Banditisme. Les viols ont d’abord été attribués à des règlements de comptes, des vengeances contre les familles des anciens du régime déchu. Quatre mois après la fin des opérations, on ne parle plus que de banditisme : « Des hommes armés veulent voler une voiture, ils font sortir l’homme et gardent la femme qu’ils vont violer, kidnapper contre rançon ou vendre à d’autres délinquants », résume un officier de police qui dit avoir reçu trente plaintes de ce genre depuis la chute de Saddam. Enas Al-Hamdani affirme que les viols sont en diminution, bien que la peur du lendemain soit là, attisée par l’émergence sur la scène politique d’islamistes radicaux.
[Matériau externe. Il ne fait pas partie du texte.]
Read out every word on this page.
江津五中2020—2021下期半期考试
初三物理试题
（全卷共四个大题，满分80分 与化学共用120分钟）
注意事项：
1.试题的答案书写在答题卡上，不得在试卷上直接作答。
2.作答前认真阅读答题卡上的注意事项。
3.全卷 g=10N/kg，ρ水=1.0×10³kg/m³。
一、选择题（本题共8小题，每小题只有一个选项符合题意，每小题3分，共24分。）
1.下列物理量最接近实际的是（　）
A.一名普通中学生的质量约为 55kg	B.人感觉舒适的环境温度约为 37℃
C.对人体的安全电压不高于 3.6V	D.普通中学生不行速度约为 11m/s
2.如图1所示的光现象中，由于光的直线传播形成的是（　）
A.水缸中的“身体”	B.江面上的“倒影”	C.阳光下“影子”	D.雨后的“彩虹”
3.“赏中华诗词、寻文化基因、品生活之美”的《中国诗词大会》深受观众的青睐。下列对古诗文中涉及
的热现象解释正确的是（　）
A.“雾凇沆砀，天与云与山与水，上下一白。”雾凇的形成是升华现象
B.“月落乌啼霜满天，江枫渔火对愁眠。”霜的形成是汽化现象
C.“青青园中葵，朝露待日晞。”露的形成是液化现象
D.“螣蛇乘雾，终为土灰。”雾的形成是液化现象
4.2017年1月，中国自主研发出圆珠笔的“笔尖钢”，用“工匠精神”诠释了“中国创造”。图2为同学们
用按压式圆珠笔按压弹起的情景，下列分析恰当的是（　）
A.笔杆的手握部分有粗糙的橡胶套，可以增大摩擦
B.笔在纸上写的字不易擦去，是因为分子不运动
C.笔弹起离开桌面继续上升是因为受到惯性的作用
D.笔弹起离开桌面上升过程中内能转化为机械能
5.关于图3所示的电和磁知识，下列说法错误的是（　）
Virgin la chrétienne envisage de porter la jupe longue et large des musulmanes. « Les femmes sont convaincues que cela va empirer, dit Yanar Mohammed. Les groupes islamistes extrémistes sont là pour rester. Les femmes se voilent comme prix de leur tranquillité. Par cette température, c’est une véritable punition. D’autant qu’à Bagdad, elles avaient une certaine liberté. Nous avions, dans ce domaine, la Constitution la plus avancée du monde arabe, même si elle n’était pas toujours appliquée. » Les premières femmes arabes à être ambassadrices, médecins, militaires ou haut-fonctionnaires étaient des Irakiennes, pourtant les appels du pied de Saddam aux dignitaires musulmans, dans les années 90, ont brouillé leur statut. Les femmes de moins de 45 ans se sont vues interdire de voyager sans la « protection » d’un homme de leur famille. La polygamie a été encouragée pour « secourir » les veuves de guerre. Ce fut aussi l’époque des crimes d’honneur et des décapitations de femmes accusées de prostitution.
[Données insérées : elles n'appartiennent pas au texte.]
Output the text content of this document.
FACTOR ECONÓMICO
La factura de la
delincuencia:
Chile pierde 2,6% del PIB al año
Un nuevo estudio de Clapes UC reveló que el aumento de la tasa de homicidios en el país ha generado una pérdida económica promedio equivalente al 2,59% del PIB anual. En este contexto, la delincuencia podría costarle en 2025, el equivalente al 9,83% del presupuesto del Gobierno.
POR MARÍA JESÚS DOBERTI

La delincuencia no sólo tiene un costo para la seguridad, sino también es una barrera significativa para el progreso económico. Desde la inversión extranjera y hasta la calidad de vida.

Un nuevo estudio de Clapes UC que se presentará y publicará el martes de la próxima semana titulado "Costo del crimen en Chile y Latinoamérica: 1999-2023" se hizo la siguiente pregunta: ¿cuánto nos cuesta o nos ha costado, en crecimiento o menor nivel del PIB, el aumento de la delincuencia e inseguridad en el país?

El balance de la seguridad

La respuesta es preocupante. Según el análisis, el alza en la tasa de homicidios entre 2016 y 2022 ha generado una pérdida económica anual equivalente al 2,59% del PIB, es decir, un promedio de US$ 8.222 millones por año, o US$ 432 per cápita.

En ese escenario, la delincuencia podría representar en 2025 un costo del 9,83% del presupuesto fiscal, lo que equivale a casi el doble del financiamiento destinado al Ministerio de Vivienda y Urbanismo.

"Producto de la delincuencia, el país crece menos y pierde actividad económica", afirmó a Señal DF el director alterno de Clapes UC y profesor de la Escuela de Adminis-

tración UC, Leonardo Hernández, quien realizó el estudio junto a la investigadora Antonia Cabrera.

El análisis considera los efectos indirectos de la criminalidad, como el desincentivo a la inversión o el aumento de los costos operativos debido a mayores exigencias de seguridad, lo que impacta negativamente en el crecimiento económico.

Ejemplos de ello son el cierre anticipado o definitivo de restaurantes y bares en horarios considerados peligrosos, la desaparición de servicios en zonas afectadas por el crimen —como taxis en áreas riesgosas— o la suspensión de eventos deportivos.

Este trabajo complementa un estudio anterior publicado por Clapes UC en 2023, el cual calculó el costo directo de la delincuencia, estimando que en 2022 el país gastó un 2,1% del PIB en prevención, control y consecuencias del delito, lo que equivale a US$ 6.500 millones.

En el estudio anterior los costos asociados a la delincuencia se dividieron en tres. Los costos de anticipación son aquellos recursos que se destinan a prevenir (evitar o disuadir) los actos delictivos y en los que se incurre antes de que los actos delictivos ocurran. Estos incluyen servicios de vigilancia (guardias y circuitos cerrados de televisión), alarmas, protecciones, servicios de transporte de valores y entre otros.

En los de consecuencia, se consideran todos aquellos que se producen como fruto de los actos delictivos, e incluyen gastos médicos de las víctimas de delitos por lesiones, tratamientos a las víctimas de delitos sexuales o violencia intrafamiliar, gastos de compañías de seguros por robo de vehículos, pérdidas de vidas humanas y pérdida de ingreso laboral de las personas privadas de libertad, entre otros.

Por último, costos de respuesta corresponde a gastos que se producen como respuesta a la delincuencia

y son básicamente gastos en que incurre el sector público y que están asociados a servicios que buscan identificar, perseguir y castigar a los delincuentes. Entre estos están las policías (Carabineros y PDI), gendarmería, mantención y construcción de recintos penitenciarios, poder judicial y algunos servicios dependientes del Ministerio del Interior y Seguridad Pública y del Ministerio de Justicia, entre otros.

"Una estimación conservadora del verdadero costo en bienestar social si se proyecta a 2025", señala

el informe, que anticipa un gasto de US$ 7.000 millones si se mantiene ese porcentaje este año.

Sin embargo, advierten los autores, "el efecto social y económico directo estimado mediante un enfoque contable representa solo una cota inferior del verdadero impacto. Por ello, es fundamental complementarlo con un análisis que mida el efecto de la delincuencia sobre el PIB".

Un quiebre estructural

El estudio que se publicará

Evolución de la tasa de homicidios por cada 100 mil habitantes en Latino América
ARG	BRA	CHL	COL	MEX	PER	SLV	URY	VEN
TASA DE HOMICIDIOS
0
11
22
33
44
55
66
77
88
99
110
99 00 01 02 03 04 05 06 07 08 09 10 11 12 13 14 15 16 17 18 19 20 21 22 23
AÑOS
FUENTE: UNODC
Les dures années d’embargo, la propagande de l’ancien régime et le repli religieux ont isolé les femmes mieux que des abayas. Répéter des rumeurs, se contredire n’a rien d’insolite dans l’Irak d’aujourd’hui. Ce sont par exemple trois jeunes avocates, formées à l’université de Bagdad et portant le hijab, qui assurent qu’elles exercent leur métier grâce à Saddam et contre l’avis de l’ONU. Elles affirment qu’elles veulent devenir juges et approuvent néanmoins les fatwas des religieux contre la tentative de la coalition de nommer une femme juge à Najaf. « De façon générale, notre société s’intéresse peu à la question de l’égalité entre les sexes, constate Basma al-Khateb, et les femmes, moi la première, méconnaissent leurs droits. »

Ilots de militantisme. On trouve autour des Irakiens rentrés d’exil quelques îlots de militantisme pour l’égalité des femmes. Au moment de constituer l’équipe de son journal à Bagdad, Kaïs Jewad, trente ans en France, a pris soin de prendre autant d’hommes que de fem mes, dont de jeunes musulmanes habillées à l’occidentale, qui n’hésitent pas à rompre avec un fiancé qui veut leur imposer le voile.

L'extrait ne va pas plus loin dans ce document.